How to recover a Fiddle Leaf Fig tree from brown spots?

Don’t overwater

The biggest problem that affects these plants and causes their leaves to turn brown is root rot due to overwatering your plant. Make sure not to overwater or water your plant too regularly to prevent this. A well-draining soil can help you with this.

Avoid underwater

Avoid submerging it as well, since dryness can also result in brown patches on your Fiddle Leaf Fig. Insert your fingers and feel the top inch of the soil to determine the moisture content.

Excellent drainage 

The Fiddle-Fig leaf requires good drainage. This is why a planter with evenly spaced, big drainage holes at the bottom is preferable for your Fiddle Leaf Fig. For further dispersion of extra moisture, think about coating the foundation with gravel.
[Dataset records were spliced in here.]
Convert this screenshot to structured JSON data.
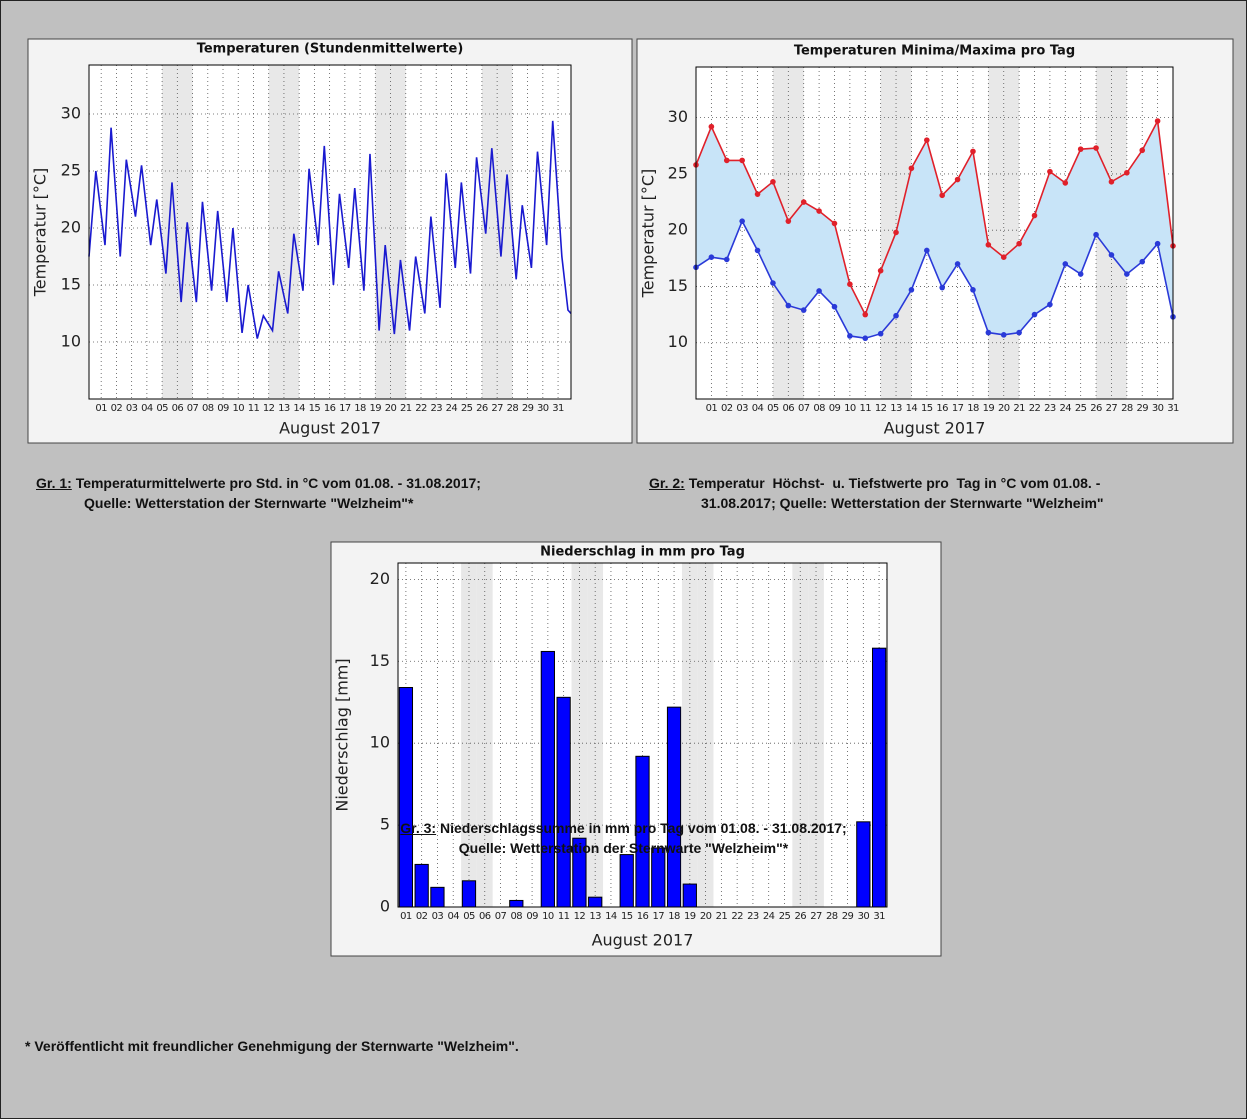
{
  "chart_data": [
    {
      "type": "line",
      "title": "Temperaturen (Stundenmittelwerte)",
      "ylabel": "Temperatur [°C]",
      "xlabel": "August 2017",
      "x": [
        0.2,
        0.65,
        1.25,
        1.65,
        2.25,
        2.65,
        3.25,
        3.65,
        4.25,
        4.65,
        5.25,
        5.65,
        6.25,
        6.65,
        7.25,
        7.65,
        8.25,
        8.65,
        9.25,
        9.65,
        10.25,
        10.65,
        11.25,
        11.65,
        12.25,
        12.65,
        13.25,
        13.65,
        14.25,
        14.65,
        15.25,
        15.65,
        16.25,
        16.65,
        17.25,
        17.65,
        18.25,
        18.65,
        19.25,
        19.65,
        20.25,
        20.65,
        21.25,
        21.65,
        22.25,
        22.65,
        23.25,
        23.65,
        24.25,
        24.65,
        25.25,
        25.65,
        26.25,
        26.65,
        27.25,
        27.65,
        28.25,
        28.65,
        29.25,
        29.65,
        30.25,
        30.65,
        31.25,
        31.65,
        31.85
      ],
      "series": [
        {
          "color": "#1a1ad0",
          "values": [
            17.5,
            25,
            18.5,
            28.8,
            17.5,
            26,
            21,
            25.5,
            18.5,
            22.5,
            16,
            24,
            13.5,
            20.5,
            13.5,
            22.3,
            14.5,
            21.5,
            13.5,
            20,
            10.8,
            15,
            10.3,
            12.3,
            11,
            16.2,
            12.5,
            19.5,
            14.5,
            25.2,
            18.5,
            27.2,
            15,
            23,
            16.5,
            23.5,
            14.5,
            26.5,
            11,
            18.5,
            10.7,
            17.2,
            11,
            17.5,
            12.5,
            21,
            13,
            24.8,
            16.5,
            24,
            16,
            26.2,
            19.5,
            27,
            17.5,
            24.7,
            15.5,
            22,
            16.5,
            26.7,
            18.5,
            29.4,
            17.5,
            12.8,
            12.5
          ]
        }
      ],
      "xlim": [
        0.2,
        31.85
      ],
      "xticks": [
        {
          "value": 1,
          "label": "01"
        },
        {
          "value": 2,
          "label": "02"
        },
        {
          "value": 3,
          "label": "03"
        },
        {
          "value": 4,
          "label": "04"
        },
        {
          "value": 5,
          "label": "05"
        },
        {
          "value": 6,
          "label": "06"
        },
        {
          "value": 7,
          "label": "07"
        },
        {
          "value": 8,
          "label": "08"
        },
        {
          "value": 9,
          "label": "09"
        },
        {
          "value": 10,
          "label": "10"
        },
        {
          "value": 11,
          "label": "11"
        },
        {
          "value": 12,
          "label": "12"
        },
        {
          "value": 13,
          "label": "13"
        },
        {
          "value": 14,
          "label": "14"
        },
        {
          "value": 15,
          "label": "15"
        },
        {
          "value": 16,
          "label": "16"
        },
        {
          "value": 17,
          "label": "17"
        },
        {
          "value": 18,
          "label": "18"
        },
        {
          "value": 19,
          "label": "19"
        },
        {
          "value": 20,
          "label": "20"
        },
        {
          "value": 21,
          "label": "21"
        },
        {
          "value": 22,
          "label": "22"
        },
        {
          "value": 23,
          "label": "23"
        },
        {
          "value": 24,
          "label": "24"
        },
        {
          "value": 25,
          "label": "25"
        },
        {
          "value": 26,
          "label": "26"
        },
        {
          "value": 27,
          "label": "27"
        },
        {
          "value": 28,
          "label": "28"
        },
        {
          "value": 29,
          "label": "29"
        },
        {
          "value": 30,
          "label": "30"
        },
        {
          "value": 31,
          "label": "31"
        }
      ],
      "ylim": [
        5,
        34.3
      ],
      "yticks": [
        10,
        15,
        20,
        25,
        30
      ],
      "grid": true,
      "weekend_days": [
        5,
        6,
        12,
        13,
        19,
        20,
        26,
        27
      ]
    },
    {
      "type": "line",
      "title": "Temperaturen Minima/Maxima pro Tag",
      "ylabel": "Temperatur [°C]",
      "xlabel": "August 2017",
      "categories": [
        null,
        "01",
        "02",
        "03",
        "04",
        "05",
        "06",
        "07",
        "08",
        "09",
        "10",
        "11",
        "12",
        "13",
        "14",
        "15",
        "16",
        "17",
        "18",
        "19",
        "20",
        "21",
        "22",
        "23",
        "24",
        "25",
        "26",
        "27",
        "28",
        "29",
        "30",
        "31"
      ],
      "series": [
        {
          "color": "#e0202a",
          "values": [
            25.8,
            29.2,
            26.2,
            26.2,
            23.2,
            24.3,
            20.8,
            22.5,
            21.7,
            20.6,
            15.2,
            12.5,
            16.4,
            19.8,
            25.5,
            28.0,
            23.1,
            24.5,
            27.0,
            18.7,
            17.6,
            18.8,
            21.3,
            25.2,
            24.2,
            27.2,
            27.3,
            24.3,
            25.1,
            27.1,
            29.7,
            18.6
          ]
        },
        {
          "color": "#2a3ad8",
          "values": [
            16.7,
            17.6,
            17.4,
            20.8,
            18.2,
            15.3,
            13.3,
            12.9,
            14.6,
            13.2,
            10.6,
            10.4,
            10.8,
            12.4,
            14.7,
            18.2,
            14.9,
            17.0,
            14.7,
            10.9,
            10.7,
            10.9,
            12.5,
            13.4,
            17.0,
            16.1,
            19.6,
            17.8,
            16.1,
            17.2,
            18.8,
            12.3
          ]
        }
      ],
      "fill_between": "#c8e4f8",
      "markers": true,
      "ylim": [
        5,
        34.5
      ],
      "yticks": [
        10,
        15,
        20,
        25,
        30
      ],
      "grid": true,
      "weekend_days": [
        5,
        6,
        12,
        13,
        19,
        20,
        26,
        27
      ]
    },
    {
      "type": "bar",
      "title": "Niederschlag in mm pro Tag",
      "ylabel": "Niederschlag [mm]",
      "xlabel": "August 2017",
      "categories": [
        "01",
        "02",
        "03",
        "04",
        "05",
        "06",
        "07",
        "08",
        "09",
        "10",
        "11",
        "12",
        "13",
        "14",
        "15",
        "16",
        "17",
        "18",
        "19",
        "20",
        "21",
        "22",
        "23",
        "24",
        "25",
        "26",
        "27",
        "28",
        "29",
        "30",
        "31"
      ],
      "values": [
        13.4,
        2.6,
        1.2,
        0,
        1.6,
        0,
        0,
        0.4,
        0,
        15.6,
        12.8,
        4.2,
        0.6,
        0,
        3.2,
        9.2,
        3.6,
        12.2,
        1.4,
        0,
        0,
        0,
        0,
        0,
        0,
        0,
        0,
        0,
        0,
        5.2,
        15.8
      ],
      "color": "#0000ff",
      "ylim": [
        0,
        21
      ],
      "yticks": [
        0,
        5,
        10,
        15,
        20
      ],
      "grid": true,
      "weekend_days": [
        5,
        6,
        12,
        13,
        19,
        20,
        26,
        27
      ]
    }
  ],
  "captions": [
    {
      "label": "Gr. 1:",
      "lines": [
        "Temperaturmittelwerte pro Std. in °C vom 01.08. - 31.08.2017;",
        "Quelle: Wetterstation der Sternwarte \"Welzheim\"*"
      ]
    },
    {
      "label": "Gr. 2:",
      "lines": [
        "Temperatur  Höchst-  u. Tiefstwerte pro  Tag in °C vom 01.08. -",
        "31.08.2017; Quelle: Wetterstation der Sternwarte \"Welzheim\""
      ]
    },
    {
      "label": "Gr. 3:",
      "lines": [
        "Niederschlagssumme in mm pro Tag vom 01.08. - 31.08.2017;",
        "Quelle: Wetterstation der Sternwarte \"Welzheim\"*"
      ]
    }
  ],
  "footnote": "* Veröffentlicht mit freundlicher Genehmigung der Sternwarte \"Welzheim\"."
}
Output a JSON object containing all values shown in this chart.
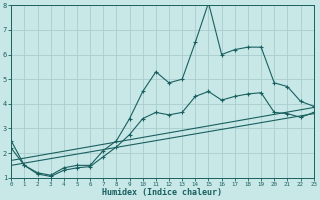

A Fiddle Leaf Fig should be repotted every two to three years. The roots will start to grow through the drainage holes as soon as the plant outgrows the container. In most cases, a larger pot than the one that the plant now occupies is preferable.

Exposed of Light

Brown leaves can also result from an inadequate amount of light

Brown leaves can also result from an inadequate amount of light. The ground may wilt up more quickly, but the leaves will be able to consume greater amounts of moisture generated during photosynthesis, as well as sustain FLFs thriving when it obtains enough sunshine. 

Fiddle Leaf Figs enjoy full-sun plants by nature. Place your fiddle in a spot that, at the very least, receives strong and indirect light. If you can’t provide the plant with additional sunlight, consider placing a bloom illumination nearby to help it develop and stay healthy. 


Brown patches normally appear due to dry air and a moisture imbalance. Tropical plants such as Fiddle Leaf Figs like humid habitats. They can adapt to a humidity level of between 40% and 60%. Low humidity or being in the draft of a heater or air conditioner might cause the plant to become dry. 

Check out more information about the ways to treat your brown spots in the following video:


Why do my Fiddle Leaf Figs have rust spots?

Excessive moisture stress is the cause of Fiddle Leaf Fig illness. Root rot from waterlogging, dry air, and bacterial contamination are also common causes of brown spots on leaves. 

Can you recover the brown spots on the plant’s leaves?

The therapy, which is similar to treating root rot, requires you to make sure your plant’s roots have enough time to dry out between waterings and that it gets adequate sunlight. If the damage is not severe, remove any of the leaves with brown spots and repot your plant in a container with adequate drainage using fresh, sterile soil. 

What does a bacterial infection on a Fiddle Leaf Fig look like?

Breaking foliage and brown stains with an odd form might indicate a microbe disease. The best course of action is to prevent this phenomenon when flushing, keep foliage dry and eliminate any dead leaves that may fall into the pot. Like any plant, Fiddle Leaf Figs thrive in a sterile environment.